WatchGuard Blog

Is Windows 11 Safe?

Share on LinkedIn Share on X Share on Reddit

Windows 11 is the most secure Windows version to date. Microsoft's new operating system is now available, after learning several lessons from its predecessor. The Redmond company states that the widespread use of hybrid and remote work environments during the pandemic opened the door to a host of threats, with Windows vulnerabilities exploited by hackers, such as the incidents with Specter and Meltdown.  

In this new release, Microsoft has implemented a series of requirements that the system and functionalities must be enabled in order to reduce the chances of exploits and cyberattacks, ranging from hardware to booting the device.

New functionalities implemented by Microsoft:  

  • TPM 2.0: A TPM 2.0 is required to run Windows 11. Mainly from 2016 onwards, Trusted Platform Module (TPM) chips are installed on the motherboard of new computers. Cryptoprocessors store Windows encryption keys and can also store digital certificates and SSL for browsing and can be used for VPNs. One of their key features is that they only communicate with the processor, so it is very difficult for malware to access data without specific permissions.   

  • VBS: Virtualization-Based Security (VBS) built into Windows 11 uses hardware virtualization features to generate a memory enclave that is isolated from the operating system. Windows can then use this "secure virtual mode" to store cybersecurity tools and solutions there. This protects the system against OS vulnerabilities and malware that tries to override its protections.  

  • HCVI: Hypervisor-Protected Code Integrity (HCVI) is a feature of VBS that protects the isolated memory environment that VBS has generated. It makes sure that the Windows Kernel is protected through this isolation, as malware often uses the Kernel to gain full access to systems. Although HCVI could already be enabled in Windows 10, in Windows 11 it comes by default. 

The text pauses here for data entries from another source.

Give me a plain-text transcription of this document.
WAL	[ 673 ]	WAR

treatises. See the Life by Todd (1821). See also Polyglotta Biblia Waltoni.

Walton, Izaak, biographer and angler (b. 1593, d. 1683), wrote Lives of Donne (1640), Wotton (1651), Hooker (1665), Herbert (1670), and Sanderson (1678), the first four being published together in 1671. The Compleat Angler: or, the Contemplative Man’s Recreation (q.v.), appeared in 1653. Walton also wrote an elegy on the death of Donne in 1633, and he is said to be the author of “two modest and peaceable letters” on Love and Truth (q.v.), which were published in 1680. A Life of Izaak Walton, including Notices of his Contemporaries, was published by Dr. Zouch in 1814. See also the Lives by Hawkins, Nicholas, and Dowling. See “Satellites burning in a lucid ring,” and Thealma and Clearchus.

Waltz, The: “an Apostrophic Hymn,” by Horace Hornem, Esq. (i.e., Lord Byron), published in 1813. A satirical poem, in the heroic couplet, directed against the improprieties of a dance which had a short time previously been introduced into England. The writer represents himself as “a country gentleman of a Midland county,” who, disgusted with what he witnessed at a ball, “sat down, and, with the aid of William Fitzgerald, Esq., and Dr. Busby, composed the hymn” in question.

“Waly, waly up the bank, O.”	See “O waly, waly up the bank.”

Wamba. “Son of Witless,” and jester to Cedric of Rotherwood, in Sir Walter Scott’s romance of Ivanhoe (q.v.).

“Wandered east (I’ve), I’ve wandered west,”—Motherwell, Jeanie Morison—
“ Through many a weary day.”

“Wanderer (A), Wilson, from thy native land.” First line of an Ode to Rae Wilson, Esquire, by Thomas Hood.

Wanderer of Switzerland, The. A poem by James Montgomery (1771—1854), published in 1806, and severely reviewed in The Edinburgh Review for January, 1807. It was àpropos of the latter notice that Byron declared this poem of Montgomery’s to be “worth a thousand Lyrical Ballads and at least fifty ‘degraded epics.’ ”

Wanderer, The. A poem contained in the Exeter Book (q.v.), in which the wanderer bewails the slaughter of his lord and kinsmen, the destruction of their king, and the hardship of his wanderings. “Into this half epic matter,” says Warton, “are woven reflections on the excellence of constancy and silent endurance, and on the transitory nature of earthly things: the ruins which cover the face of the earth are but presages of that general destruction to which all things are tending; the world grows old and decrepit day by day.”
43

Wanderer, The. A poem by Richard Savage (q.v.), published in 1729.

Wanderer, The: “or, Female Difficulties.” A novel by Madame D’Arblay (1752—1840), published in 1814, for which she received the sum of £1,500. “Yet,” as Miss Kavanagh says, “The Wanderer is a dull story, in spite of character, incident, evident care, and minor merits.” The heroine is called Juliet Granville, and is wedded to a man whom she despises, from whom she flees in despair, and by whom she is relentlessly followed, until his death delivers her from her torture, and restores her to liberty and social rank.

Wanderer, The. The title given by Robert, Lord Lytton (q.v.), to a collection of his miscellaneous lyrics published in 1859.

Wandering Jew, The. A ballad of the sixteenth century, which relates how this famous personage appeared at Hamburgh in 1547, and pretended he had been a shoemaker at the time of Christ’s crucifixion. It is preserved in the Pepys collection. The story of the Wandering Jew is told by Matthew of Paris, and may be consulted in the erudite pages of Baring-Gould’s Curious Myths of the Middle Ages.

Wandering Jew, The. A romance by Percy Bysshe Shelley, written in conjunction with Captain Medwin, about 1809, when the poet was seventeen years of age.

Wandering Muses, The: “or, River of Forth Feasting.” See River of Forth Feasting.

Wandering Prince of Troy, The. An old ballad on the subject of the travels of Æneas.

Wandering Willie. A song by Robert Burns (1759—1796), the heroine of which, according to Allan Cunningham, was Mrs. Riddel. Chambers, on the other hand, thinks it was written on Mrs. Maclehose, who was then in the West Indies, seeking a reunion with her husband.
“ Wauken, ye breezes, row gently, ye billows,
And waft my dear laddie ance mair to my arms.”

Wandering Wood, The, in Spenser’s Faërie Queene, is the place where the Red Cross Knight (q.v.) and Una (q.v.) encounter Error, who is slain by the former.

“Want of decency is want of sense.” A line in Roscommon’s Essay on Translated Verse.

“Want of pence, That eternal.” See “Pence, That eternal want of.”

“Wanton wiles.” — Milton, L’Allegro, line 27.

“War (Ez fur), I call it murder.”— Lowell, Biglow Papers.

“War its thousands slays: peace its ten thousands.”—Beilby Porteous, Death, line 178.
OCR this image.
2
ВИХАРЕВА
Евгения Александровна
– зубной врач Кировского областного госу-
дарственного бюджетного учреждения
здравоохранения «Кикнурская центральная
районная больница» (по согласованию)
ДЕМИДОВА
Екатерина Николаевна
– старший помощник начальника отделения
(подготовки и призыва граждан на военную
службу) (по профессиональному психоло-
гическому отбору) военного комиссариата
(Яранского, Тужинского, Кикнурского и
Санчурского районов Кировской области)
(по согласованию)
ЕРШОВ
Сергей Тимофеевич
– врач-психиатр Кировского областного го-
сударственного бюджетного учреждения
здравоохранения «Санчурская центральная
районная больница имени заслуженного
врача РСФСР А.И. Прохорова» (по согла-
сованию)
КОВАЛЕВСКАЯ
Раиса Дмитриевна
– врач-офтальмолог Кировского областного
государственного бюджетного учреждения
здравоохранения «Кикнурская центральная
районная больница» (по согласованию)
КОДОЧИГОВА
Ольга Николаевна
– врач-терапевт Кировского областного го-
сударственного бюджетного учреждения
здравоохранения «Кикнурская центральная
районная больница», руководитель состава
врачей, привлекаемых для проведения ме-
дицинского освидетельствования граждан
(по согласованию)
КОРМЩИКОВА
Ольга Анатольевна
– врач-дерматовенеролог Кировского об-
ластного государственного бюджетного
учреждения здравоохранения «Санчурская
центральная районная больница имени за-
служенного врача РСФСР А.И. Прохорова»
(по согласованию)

  • UEFI Secure Boot : Secure Boot is a UEFI protocol (the successor of the BIOS, the technology that controls the computer's hardware) to make the system boot process secure. It checks the signatures of all installed hardware components and does not load any unsigned drivers. This prevents bootkits and any malware that runs during booting, before the OS starts up. Windows 11 requires Secure Boot to be enabled before booting up. 

Windows 11 also comes configured with Windows Defender as an anti-malware component, a function that already existed in previous releases. A few days ago, an analyst revealed that Microsoft is working on a new version of Defender that is more closely aligned to Windows 11.  

Improved but insufficient protection  

These functionalities and requirements offer enhanced protection, but they are insufficient. A clear example of this is that traditional antivirus products such as Windows Defender protect and scan computers against known threats, but their benefits are limited when faced with sophisticated new threats such as the “Living off the Land” APT groups that employ techniques such as fileless malware. 

So, while upgrading to Windows 11 is recommended, MSPs should incorporate tools that provide comprehensive endpoint security by complementing antivirus capabilities with advanced incident detection and response capabilities. WatchGuard EDR is installed as an add-on to an existing antivirus solution to address malwareless and fileless attacks that traditional antivirus solutions are unable to stop in all cases. In addition, MSPs can also deploy the full set of EPP (Endpoint Protection Platform) and EDR (Endpoint Detection and Response) capabilities with a single solution, Watchguard EPDR. This provides maximum protection on Windows 11 systems with minimal impact on computer performance.